4. Il résulte de l'instruction que, par un courrier du 9 mai 2016, M. B... a expressément demandé à l'administration fiscale de prononcer le dégrèvement partiel des majorations pour manquement délibéré dont ont été assorties, en application de l'article 1729 du code général des impôts, les cotisations supplémentaires d'impôt sur le revenu et de contributions sociales auxquelles il a été assujetti au titre des années 2006 à 2009. Ce courrier contient l'exposé d'un moyen de droit tiré de l'application des dispositions de l'article L. 80 A du livre des procédures fiscales. Dans ces conditions, et alors même que M. B... se prévalait, à l'appui de sa demande, de la faculté, prévue par la circulaire du 21 juin 2013, pour l'administration d'accorder, par voie de transaction, et sous certaines conditions, la réduction du taux des majorations pour manquement délibéré de 40 % à 30 %, ce courrier doit être regardé comme une réclamation contentieuse, au sens de l'article L.199 du livre des procédures fiscales, et non comme une demande tendant à ce que l'administration mette en oeuvre, à titre gracieux, son pouvoir de transiger. Par suite, l'administration n'est pas fondée à soutenir que la demande de première instance était irrecevable faute d'avoir été précédée d'une demande contentieuse.

Sur les majorations pour manquement délibéré :

En ce qui concerne l'application de la loi :

5. En premier lieu, aux termes de l'article 1729 du code général des impôts : " Les inexactitudes ou les omissions relevées dans une déclaration ou un acte comportant l'indication d'éléments à retenir pour l'assiette ou la liquidation de l'impôt ainsi que la restitution d'une créance de nature fiscale dont le versement a été indûment obtenu de l'Etat entraînent l'application d'une majoration de : 40 % en cas de manquement délibéré (...) ". Pour justifier l'application de majorations pour manquement délibéré de M. B... à ses obligations déclaratives, l'administration se fonde sur la circonstance que le requérant a sciemment omis de déclarer les plus-values et gains de cessions de valeurs mobilières réalisés en Suisse et que ces revenus ont été encaissés sur des comptes bancaires ouverts dans ce pays dont l'existence a été dissimulée. En se fondant sur ces éléments, qui ne sont pas contredits par le requérant, l'administration établit l'intention de M. B... d'éluder l'impôt caractérisant un manquement délibéré.

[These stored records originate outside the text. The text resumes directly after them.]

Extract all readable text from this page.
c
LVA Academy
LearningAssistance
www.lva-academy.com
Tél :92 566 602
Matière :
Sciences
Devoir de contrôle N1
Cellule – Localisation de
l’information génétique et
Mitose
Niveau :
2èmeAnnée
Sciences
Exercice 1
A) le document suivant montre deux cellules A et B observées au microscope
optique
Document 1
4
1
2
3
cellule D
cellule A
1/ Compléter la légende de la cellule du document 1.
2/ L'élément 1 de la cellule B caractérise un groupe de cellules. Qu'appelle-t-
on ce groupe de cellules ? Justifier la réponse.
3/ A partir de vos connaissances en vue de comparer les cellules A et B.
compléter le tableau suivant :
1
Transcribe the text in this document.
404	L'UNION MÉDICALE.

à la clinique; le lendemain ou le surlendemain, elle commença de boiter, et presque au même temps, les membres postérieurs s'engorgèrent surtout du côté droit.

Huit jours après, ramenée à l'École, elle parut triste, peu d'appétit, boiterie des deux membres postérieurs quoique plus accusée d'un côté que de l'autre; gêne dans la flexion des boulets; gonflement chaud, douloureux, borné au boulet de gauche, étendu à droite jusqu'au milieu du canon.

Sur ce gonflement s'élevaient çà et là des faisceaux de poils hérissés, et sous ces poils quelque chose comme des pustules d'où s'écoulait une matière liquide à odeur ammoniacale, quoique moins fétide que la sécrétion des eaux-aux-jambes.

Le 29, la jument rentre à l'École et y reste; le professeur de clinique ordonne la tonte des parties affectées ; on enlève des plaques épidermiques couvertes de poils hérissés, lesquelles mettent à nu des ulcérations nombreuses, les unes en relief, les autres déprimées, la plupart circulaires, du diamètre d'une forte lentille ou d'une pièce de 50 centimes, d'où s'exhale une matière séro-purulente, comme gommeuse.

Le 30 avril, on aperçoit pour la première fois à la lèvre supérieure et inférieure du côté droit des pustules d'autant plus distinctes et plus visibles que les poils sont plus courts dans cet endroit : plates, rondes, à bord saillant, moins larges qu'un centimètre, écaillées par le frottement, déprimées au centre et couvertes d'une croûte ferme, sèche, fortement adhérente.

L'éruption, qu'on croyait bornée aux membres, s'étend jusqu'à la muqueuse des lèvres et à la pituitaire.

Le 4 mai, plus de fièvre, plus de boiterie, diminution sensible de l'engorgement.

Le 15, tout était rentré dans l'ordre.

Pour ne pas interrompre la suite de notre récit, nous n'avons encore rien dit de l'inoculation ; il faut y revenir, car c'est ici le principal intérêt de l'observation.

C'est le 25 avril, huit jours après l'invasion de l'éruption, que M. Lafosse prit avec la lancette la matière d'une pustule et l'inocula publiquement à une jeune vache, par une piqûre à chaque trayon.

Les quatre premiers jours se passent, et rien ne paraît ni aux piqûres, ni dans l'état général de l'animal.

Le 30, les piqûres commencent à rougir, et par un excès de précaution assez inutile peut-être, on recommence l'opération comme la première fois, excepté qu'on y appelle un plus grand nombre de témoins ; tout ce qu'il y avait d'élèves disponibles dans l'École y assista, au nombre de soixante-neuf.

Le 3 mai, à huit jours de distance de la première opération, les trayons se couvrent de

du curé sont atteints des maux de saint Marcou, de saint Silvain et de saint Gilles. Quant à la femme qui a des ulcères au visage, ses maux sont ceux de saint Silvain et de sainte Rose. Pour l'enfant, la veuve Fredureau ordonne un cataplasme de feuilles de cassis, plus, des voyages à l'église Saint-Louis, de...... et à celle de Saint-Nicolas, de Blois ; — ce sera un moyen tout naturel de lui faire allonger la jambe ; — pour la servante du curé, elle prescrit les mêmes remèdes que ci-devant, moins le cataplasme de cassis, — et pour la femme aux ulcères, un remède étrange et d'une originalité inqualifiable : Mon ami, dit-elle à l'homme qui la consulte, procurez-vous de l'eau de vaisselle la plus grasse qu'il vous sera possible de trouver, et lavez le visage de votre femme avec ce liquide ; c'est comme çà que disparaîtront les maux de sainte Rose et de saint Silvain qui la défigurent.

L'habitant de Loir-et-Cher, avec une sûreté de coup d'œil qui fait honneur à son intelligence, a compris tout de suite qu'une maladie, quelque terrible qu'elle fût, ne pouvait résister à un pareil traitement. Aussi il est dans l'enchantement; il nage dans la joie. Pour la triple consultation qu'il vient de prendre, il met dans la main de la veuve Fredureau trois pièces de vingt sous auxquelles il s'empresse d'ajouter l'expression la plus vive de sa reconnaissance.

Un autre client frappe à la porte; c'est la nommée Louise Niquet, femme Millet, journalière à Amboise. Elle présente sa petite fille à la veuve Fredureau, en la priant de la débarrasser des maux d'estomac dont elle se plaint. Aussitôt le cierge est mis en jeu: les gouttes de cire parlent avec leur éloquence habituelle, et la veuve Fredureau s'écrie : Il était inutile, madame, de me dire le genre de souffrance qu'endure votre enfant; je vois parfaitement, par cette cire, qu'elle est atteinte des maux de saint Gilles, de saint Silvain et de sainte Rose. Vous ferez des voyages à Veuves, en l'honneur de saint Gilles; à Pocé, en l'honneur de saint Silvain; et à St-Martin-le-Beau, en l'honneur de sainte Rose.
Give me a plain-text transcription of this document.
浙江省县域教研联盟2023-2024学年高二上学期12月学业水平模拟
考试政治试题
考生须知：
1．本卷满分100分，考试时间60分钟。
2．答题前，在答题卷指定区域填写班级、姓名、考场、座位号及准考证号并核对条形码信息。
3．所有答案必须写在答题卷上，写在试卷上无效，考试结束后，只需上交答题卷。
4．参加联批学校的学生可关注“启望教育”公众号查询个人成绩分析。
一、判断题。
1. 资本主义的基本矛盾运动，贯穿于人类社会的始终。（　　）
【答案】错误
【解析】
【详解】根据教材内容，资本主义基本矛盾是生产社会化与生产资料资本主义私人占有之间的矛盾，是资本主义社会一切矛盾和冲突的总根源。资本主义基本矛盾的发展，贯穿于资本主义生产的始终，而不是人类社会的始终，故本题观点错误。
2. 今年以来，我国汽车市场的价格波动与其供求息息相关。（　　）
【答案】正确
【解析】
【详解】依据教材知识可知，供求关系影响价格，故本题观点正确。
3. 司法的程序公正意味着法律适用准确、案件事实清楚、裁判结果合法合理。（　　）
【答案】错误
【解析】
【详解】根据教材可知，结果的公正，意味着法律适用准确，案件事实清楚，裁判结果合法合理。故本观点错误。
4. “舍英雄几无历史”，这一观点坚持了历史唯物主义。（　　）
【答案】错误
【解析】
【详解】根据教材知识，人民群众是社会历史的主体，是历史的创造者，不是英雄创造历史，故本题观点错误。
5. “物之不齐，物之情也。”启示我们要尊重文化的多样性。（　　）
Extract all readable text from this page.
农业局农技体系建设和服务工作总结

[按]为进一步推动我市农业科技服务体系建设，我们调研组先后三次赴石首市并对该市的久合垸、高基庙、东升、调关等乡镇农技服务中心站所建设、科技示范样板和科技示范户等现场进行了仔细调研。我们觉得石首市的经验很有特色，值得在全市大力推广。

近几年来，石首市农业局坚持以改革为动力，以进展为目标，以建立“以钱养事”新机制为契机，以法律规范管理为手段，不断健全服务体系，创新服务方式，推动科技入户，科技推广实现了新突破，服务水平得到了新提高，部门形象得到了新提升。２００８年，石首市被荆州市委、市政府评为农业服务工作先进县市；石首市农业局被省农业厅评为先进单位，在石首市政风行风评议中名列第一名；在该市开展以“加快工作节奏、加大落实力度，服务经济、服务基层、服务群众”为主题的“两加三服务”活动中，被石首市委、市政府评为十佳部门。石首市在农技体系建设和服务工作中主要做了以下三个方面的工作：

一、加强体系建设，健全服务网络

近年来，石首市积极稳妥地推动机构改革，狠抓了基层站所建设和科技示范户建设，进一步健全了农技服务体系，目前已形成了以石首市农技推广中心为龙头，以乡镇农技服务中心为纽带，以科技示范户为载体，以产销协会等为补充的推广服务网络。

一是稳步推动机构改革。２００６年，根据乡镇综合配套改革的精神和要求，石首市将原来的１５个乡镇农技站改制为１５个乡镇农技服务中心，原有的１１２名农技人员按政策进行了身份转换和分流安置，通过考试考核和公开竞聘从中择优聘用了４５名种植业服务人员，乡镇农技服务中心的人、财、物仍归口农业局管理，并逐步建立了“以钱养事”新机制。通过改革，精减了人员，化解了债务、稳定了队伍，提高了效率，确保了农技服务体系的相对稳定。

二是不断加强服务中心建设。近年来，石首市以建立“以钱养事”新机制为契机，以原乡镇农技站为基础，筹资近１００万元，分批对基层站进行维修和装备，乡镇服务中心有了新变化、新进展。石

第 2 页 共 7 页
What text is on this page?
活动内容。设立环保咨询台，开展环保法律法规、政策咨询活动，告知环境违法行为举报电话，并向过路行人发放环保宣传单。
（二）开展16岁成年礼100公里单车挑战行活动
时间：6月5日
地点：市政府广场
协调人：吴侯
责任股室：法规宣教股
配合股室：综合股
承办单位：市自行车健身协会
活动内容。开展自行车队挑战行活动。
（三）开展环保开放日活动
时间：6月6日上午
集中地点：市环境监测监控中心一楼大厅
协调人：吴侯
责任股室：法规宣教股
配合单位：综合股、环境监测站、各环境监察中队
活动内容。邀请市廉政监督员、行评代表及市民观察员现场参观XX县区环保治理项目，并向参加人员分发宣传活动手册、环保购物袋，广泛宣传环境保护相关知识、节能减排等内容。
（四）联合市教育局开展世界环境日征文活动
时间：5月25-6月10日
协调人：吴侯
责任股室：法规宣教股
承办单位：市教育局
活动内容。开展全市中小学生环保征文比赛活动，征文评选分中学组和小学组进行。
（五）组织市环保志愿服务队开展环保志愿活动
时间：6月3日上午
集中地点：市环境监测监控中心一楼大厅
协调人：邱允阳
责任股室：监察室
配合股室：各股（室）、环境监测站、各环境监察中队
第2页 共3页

6. En second lieu, si M. B... soutient que l'administration a méconnu le principe de confiance légitime, ce principe, qui fait partie des principes généraux du droit de l'Union européenne, ne trouve à s'appliquer dans l'ordre juridique national que dans le cas où la situation juridique dont a à connaître le juge administratif français est régie par le droit de l'Union européenne, ce qui n'est pas le cas en l'espèce.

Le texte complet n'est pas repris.